I would include more; not only should you help the the manager "come up with the idea on their own" (by building them a connect the dots picture of the solution, acting or saying that you can't quite see the final picture, and allowing them to show you it), give the manager respect and praise over the solution that they "found". Over time, begin to connect the dots yourself (don't take too long), but remember to mention the mentoring of the manager. You become an ally and trusted person, able to see "the bigger picture" without busting egos or appearing pushy. The point here is that you become part of the TEAM that the manager relies on in that case, and can then show your true worth to the organization.
And it doesn't take much time, either, one or two iterations with the manager to have them help guide you to the solution. And who knows, if the manager is truly good themself, they'll show you the flaw in your OWN solutions sometimes, and help you find a better way.
I don't know how many times that's worked for me... from BOTH directions, which makes it a (slightly dishonest at first) but eventual true win-win.
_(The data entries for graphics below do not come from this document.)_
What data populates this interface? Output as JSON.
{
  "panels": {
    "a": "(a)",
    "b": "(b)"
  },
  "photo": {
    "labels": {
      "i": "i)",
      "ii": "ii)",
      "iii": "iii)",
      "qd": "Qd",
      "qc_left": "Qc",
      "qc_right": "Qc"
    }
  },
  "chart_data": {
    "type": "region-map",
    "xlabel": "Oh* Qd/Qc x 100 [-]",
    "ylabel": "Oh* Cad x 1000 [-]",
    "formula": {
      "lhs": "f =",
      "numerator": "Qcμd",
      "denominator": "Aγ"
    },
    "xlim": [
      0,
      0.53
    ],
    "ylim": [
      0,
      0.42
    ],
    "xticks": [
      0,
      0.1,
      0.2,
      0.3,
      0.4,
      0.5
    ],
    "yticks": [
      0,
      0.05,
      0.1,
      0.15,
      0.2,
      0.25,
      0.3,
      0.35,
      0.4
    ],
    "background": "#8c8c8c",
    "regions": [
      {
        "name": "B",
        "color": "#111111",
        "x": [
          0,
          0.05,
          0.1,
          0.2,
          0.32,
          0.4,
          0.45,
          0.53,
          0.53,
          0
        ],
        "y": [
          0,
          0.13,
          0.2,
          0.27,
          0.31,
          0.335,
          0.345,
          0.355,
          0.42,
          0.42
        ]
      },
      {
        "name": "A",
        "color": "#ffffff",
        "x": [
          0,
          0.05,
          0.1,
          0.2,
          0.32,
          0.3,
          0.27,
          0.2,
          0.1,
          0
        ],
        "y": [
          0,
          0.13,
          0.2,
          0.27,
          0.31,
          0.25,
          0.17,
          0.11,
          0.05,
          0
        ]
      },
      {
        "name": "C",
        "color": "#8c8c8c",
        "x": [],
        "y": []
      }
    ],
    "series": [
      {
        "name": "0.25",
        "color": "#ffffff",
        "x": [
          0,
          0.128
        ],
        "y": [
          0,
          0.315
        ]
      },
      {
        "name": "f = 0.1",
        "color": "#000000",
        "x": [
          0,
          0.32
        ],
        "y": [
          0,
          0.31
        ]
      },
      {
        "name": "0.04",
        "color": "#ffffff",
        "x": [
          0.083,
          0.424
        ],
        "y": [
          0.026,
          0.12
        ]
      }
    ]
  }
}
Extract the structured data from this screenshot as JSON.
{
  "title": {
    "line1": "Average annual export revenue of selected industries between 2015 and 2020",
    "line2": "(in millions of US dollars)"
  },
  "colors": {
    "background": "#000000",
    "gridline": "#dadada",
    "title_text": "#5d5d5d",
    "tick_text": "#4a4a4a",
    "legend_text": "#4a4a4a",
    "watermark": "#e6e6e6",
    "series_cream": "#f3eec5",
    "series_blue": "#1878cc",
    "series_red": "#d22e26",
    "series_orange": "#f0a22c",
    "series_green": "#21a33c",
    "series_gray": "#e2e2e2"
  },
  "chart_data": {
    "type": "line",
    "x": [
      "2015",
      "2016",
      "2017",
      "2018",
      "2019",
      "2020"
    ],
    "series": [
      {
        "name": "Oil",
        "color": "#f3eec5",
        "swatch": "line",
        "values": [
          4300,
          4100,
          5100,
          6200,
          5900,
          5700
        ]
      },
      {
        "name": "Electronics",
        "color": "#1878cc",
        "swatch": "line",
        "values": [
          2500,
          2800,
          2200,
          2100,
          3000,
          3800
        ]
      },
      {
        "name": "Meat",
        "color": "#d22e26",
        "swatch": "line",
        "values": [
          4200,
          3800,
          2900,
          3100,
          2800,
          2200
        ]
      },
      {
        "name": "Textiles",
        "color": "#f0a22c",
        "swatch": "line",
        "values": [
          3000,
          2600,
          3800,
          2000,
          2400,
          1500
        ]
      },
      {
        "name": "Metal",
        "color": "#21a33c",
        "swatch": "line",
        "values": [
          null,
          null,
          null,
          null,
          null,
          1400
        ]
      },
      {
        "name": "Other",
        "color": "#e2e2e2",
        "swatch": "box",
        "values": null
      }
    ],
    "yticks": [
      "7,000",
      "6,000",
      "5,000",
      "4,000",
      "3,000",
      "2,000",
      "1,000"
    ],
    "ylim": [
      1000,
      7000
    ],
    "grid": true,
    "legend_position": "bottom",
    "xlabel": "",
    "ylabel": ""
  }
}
They build trust and respect in you, you build trust in the team (eventually... at first, it's underrespecting, but when you get to the final phase, you'll respect them for the innovation they can bring) and it doesn't step on toes or cross lines.
From the initial report from Toni, though, the manager is not necessarily the same as the HIRING manager, an HR person. Perhaps the manager doesn't actually want another person on their otherwise effective team, especially not a "hot shot". A team that feels they are being unfairly or poorly treated, and then has a "hot shot" hired in and forced on them will resent that person, until they prove their worth or prove to be a team player.